See me try to carry a cup of coffee (yes, I know it was stupid) while on crutches and spill it all over the cat!
See me trip over a throw rug!
See me try to coax hissing coffee-soaked cat down from the top of the bookshelf!
See me try to retrieve errant crutches after they fall just out of reach!
See me try to wash the dishes and keep my foot propped up at the same time!
Best of all – see me try to bend over and pick something up off of the floor!
Hilarious.
I’m sure it’ll get better – I just missed out on the crutch practice days that I would have had without the complications.
Because nothing ever seems to go all that smoothly for me, I picked up a staph infection at the hospital. Not at the incision site – on the top of the foot. I was fine at first, but as soon as the hospital’s anesthesia wore off, the foot began feel like it was on fire. Since I have actually set fire to myself (on more than one occasion), this is a feeling that I know well and quite frankly don’t care for all that much.
The medication wasn’t helping the pain at all, so the doctor was called and he told me to take more of the medication, which made me vomit. Repeatedly. I have now officially poisoned myself with vicodin. Sweet. Remind me not to do it again. I don’t know how people get addicted to that stuff.
I got a better pain drug and was much happier once I managed to get my face out of the trash can.
Although I didn’t have internet, I had cable TV (I’m going to miss that), the best dog ever to keep me company and wonderful people who kept me fed and updated my blog for me. I owe all of them something spectacular now.
When I went to the doctor for a check up, he just scratched his head and said that he couldn’t figure out how I’d gotten the infection – then wrote me a prescription for antibiotics and said that if there was no improvement in five days that he was going to have to re-admit me to the staph factory hospital.

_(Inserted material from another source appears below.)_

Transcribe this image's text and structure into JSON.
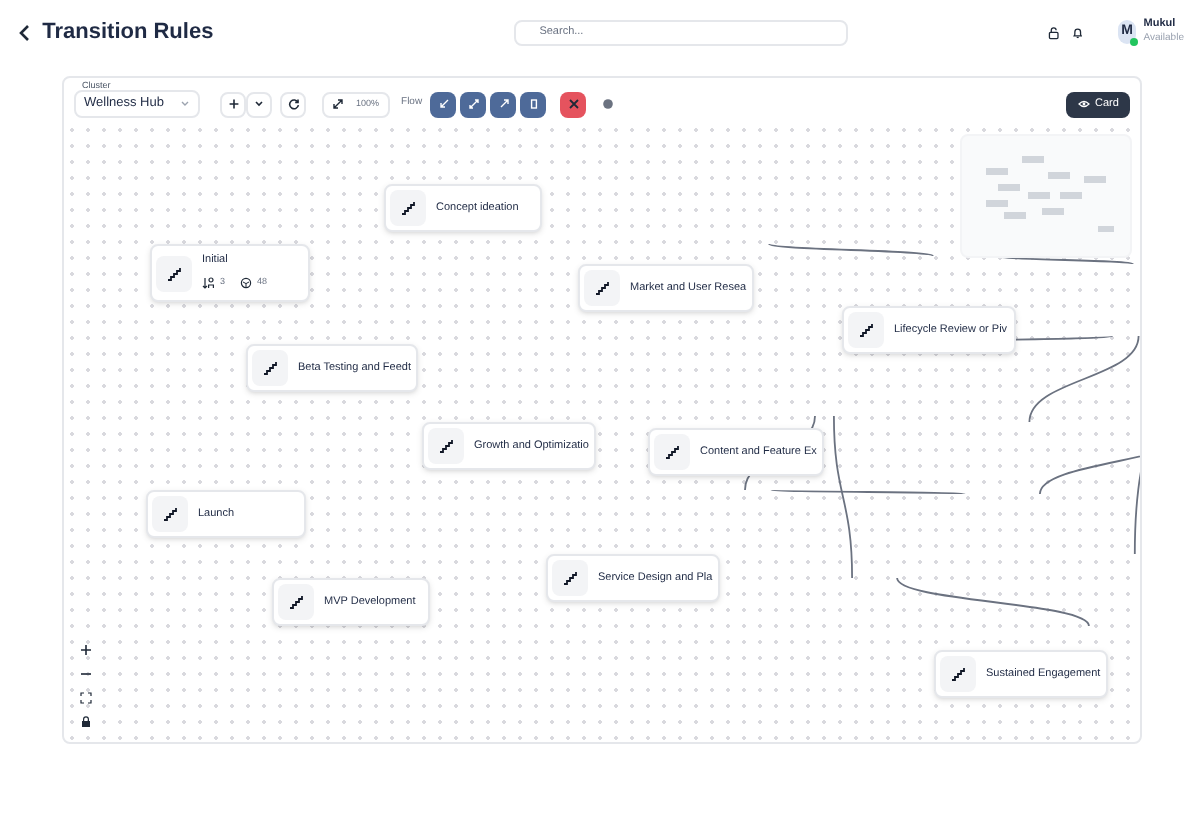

The good news is that the infection’s definitely clearing up – I still can’t put any weight on the foot, but it’s stopped hurting so much when it’s not elevated, which was the one obstacle to my going home.

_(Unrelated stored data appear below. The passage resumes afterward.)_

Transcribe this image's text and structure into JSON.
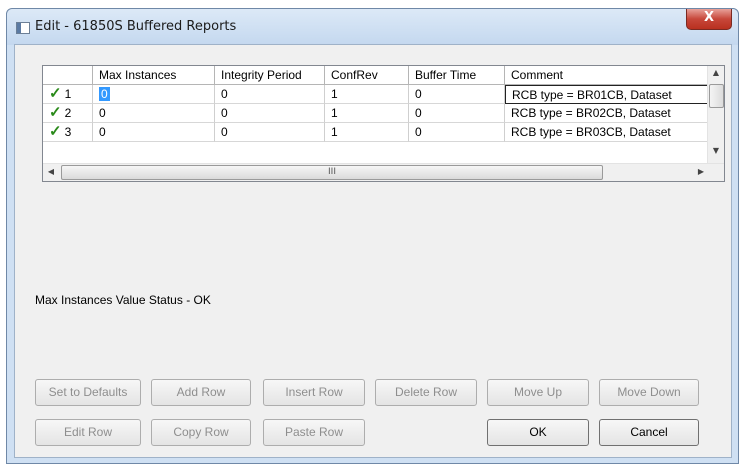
{
  "window": {
    "title": "Edit - 61850S Buffered Reports",
    "close_glyph": "X"
  },
  "grid": {
    "columns": [
      "",
      "Max Instances",
      "Integrity Period",
      "ConfRev",
      "Buffer Time",
      "Comment"
    ],
    "rows": [
      {
        "status_icon": "checkmark-icon",
        "index": "1",
        "max_instances": "0",
        "integrity_period": "0",
        "conf_rev": "1",
        "buffer_time": "0",
        "comment": "RCB type = BR01CB, Dataset"
      },
      {
        "status_icon": "checkmark-icon",
        "index": "2",
        "max_instances": "0",
        "integrity_period": "0",
        "conf_rev": "1",
        "buffer_time": "0",
        "comment": "RCB type = BR02CB, Dataset"
      },
      {
        "status_icon": "checkmark-icon",
        "index": "3",
        "max_instances": "0",
        "integrity_period": "0",
        "conf_rev": "1",
        "buffer_time": "0",
        "comment": "RCB type = BR03CB, Dataset"
      }
    ],
    "hscroll_grip": "III"
  },
  "status_text": "Max Instances Value Status - OK",
  "buttons": {
    "set_defaults": "Set to Defaults",
    "add_row": "Add Row",
    "insert_row": "Insert Row",
    "delete_row": "Delete Row",
    "move_up": "Move Up",
    "move_down": "Move Down",
    "edit_row": "Edit Row",
    "copy_row": "Copy Row",
    "paste_row": "Paste Row",
    "ok": "OK",
    "cancel": "Cancel"
  },
  "colors": {
    "selection": "#3399ff",
    "check": "#2a8a1a",
    "close": "#c7473a"
  }
}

So now I’m back home and I have the internet again. Of course, the first thing I did was go online and order some padding for the crutches because my armpits look like hamburger.

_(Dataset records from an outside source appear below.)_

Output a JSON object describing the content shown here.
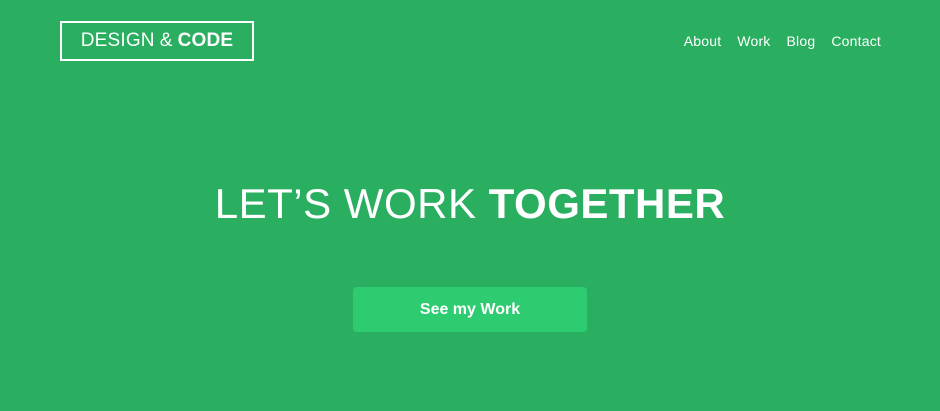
{
  "brand": {
    "part1": "DESIGN",
    "amp": "&",
    "part2": "CODE"
  },
  "nav": {
    "items": [
      "About",
      "Work",
      "Blog",
      "Contact"
    ]
  },
  "hero": {
    "title_light": "LET’S WORK",
    "title_bold": "TOGETHER",
    "cta_label": "See my Work"
  },
  "colors": {
    "background": "#2aaf61",
    "button": "#2ecc71",
    "text": "#ffffff"
  }
}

I’m going back to the doctor in the morning. I don’t suppose he’s going to let me drive yet, so I’m planning on being stuck in the house for another week.
Which isn’t a bad thing – I have a lot of stuff I have to get done if and when I can manage to balance.
I guess I should have specified that Peggy doesn’t have internet at Nurse Ratchet’s place. She’s doing quite well. I wrote her last post to update you all, and hopefully she’ll be home and online to entertain you all after the cute-but-married (darn)doctor signs off on her Monday or Tuesday. On the subject of feet, I once crewed on a soft core porn video aimed at the foot fetish market. We spent several hours lighting a glowing display rack for the featured footwear, along with a glowing turntable for the nekkid girls and their very high heels. Then the product placement guy brought in the ugliest product placement shoes in the history of mankind. And we filmed them, ’cause that’s what we were paid to do. But I ask you, didn’t that kind of defeat the purpose? Surely anyone who’s enough into shoes to buy the movie is going to have, I don’t know, some kind of taste in shoes? And wouldn’t the ugly shoes kind of kill the mood, so to speak? The production company on that show accidentally underpaid me by a day, and the guy who owned the company called me to apologize and offered to loan me some cash until they could get me a check cut, if I needed it. I didn’t, that week, but it was weird to realize the porn guy was the nicest producer I had worked for up to that point in my career.
–Fl. Nightingale
Peggy’s surgery went well and she has been delivered to the home of Nurse Ratchet, who is sure to enjoy the opportunity to mess with Peggy’s head while she’s all loopy on vicodin.